I’ve long resisted the prevailing wisdom that authors must blog.  As a reader, I follow blogs because they have quality content that interests me, not just because they’re there.  I didn’t feel the need to add another obligatory blog.  (Oblogatory? No, I’m sorry, that was terrible even by my standards.)  I did actually fire up Blogger as a space to plop fiction I didn’t intend to shop and longer pieces that weren’t appropriate for Google+, but I quickly realized that I didn’t actually have any of that stuff, so it died of neglect.

However, I’m about to embark on the magical process that is querying my novel, so creating a professional home base is important.  I need a space that I own, as well as a place where I can post more complex formatting than the few text tweaks that G+ permits.
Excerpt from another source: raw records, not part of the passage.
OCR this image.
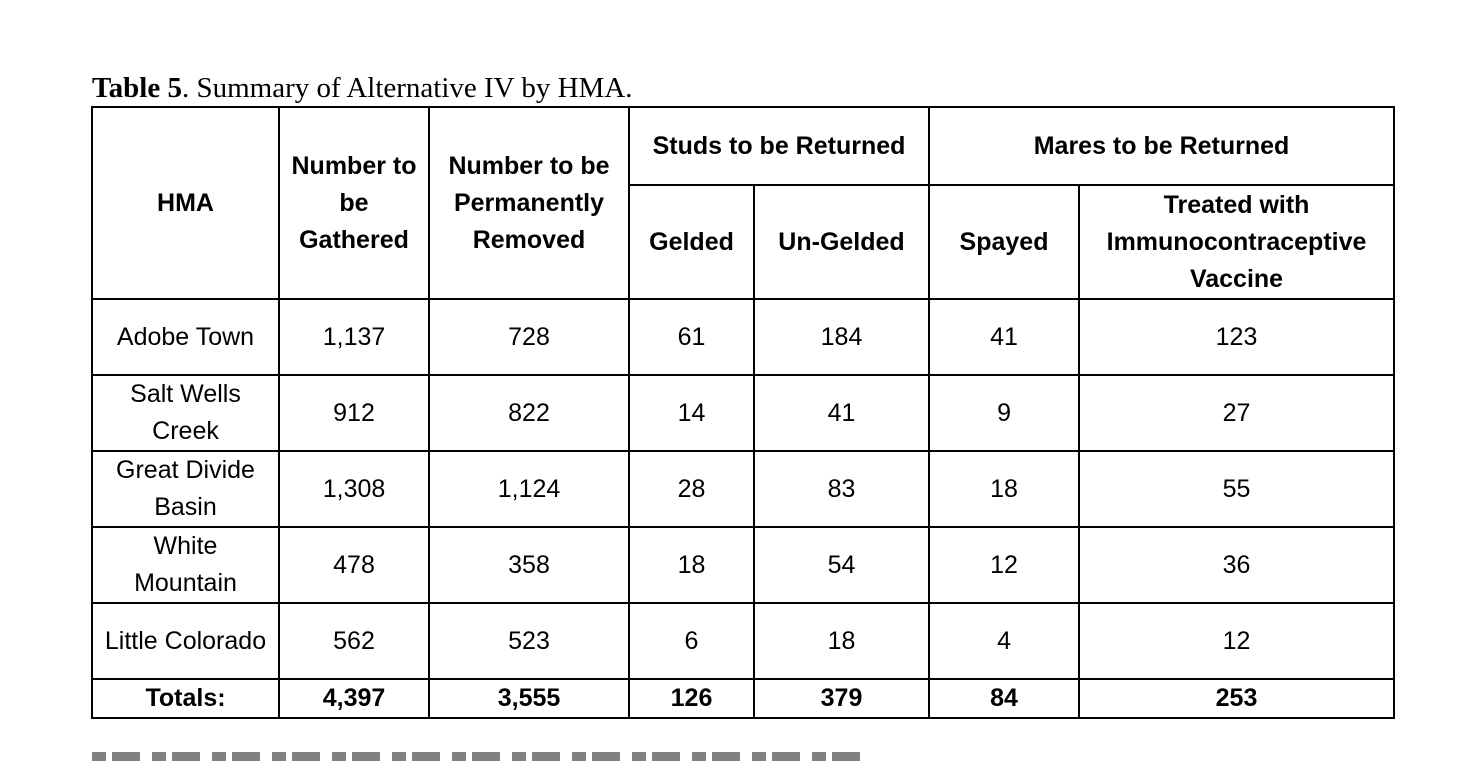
Table 5. Summary of Alternative IV by HMA.
HMA	Number to be Gathered	Number to be Permanently Removed	Studs to be Returned		Mares to be Returned	
			Gelded	Un-Gelded	Spayed	Treated with Immunocontraceptive Vaccine
Adobe Town	1,137	728	61	184	41	123
Salt Wells Creek	912	822	14	41	9	27
Great Divide Basin	1,308	1,124	28	83	18	55
White Mountain	478	358	18	54	12	36
Little Colorado	562	523	6	18	4	12
Totals:	4,397	3,555	126	379	84	253
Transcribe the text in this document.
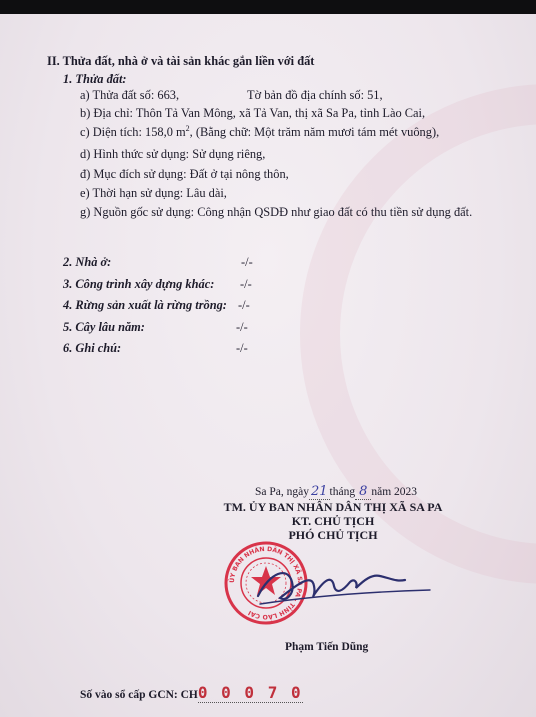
II. Thửa đất, nhà ở và tài sản khác gắn liền với đất
1. Thửa đất:
a) Thửa đất số: 663,	Tờ bản đồ địa chính số: 51,
b) Địa chỉ: Thôn Tả Van Mông, xã Tả Van, thị xã Sa Pa, tỉnh Lào Cai,
c) Diện tích: 158,0 $m^2$, (Bằng chữ: Một trăm năm mươi tám mét vuông),
d) Hình thức sử dụng: Sử dụng riêng,
đ) Mục đích sử dụng: Đất ở tại nông thôn,
e) Thời hạn sử dụng: Lâu dài,
g) Nguồn gốc sử dụng: Công nhận QSDĐ như giao đất có thu tiền sử dụng đất.
2. Nhà ở:	-/-
3. Công trình xây dựng khác: -/-
4. Rừng sản xuất là rừng trồng: -/-
5. Cây lâu năm:	-/-
6. Ghi chú:	-/-
Sa Pa, ngày 21 tháng 8 năm 2023
TM. ỦY BAN NHÂN DÂN THỊ XÃ SA PA
KT. CHỦ TỊCH
PHÓ CHỦ TỊCH
ỦY BAN NHÂN DÂN THỊ XÃ SA PA · TỈNH LÀO CAI
Phạm Tiến Dũng
Số vào sổ cấp GCN: CH0 0 0 7 0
I will do my best to be interesting and not let this become an oblogatory.  (Maybe I wasn’t that sorry.)  I’m a voracious consumer of culture and TV Tropes addict, so I anticipate most of my posts being about examining books, movies, and such from the perspective of a writer.  It might drift in a different direction as such things do, but that’s the goal to start.  I can’t promise any sort of regular schedule, so I recommend subscribing to email or RSS if you really want to see everything.

So, welcome!  Make yourself comfortable.  No shoes on the couch, please, it confuses the cat.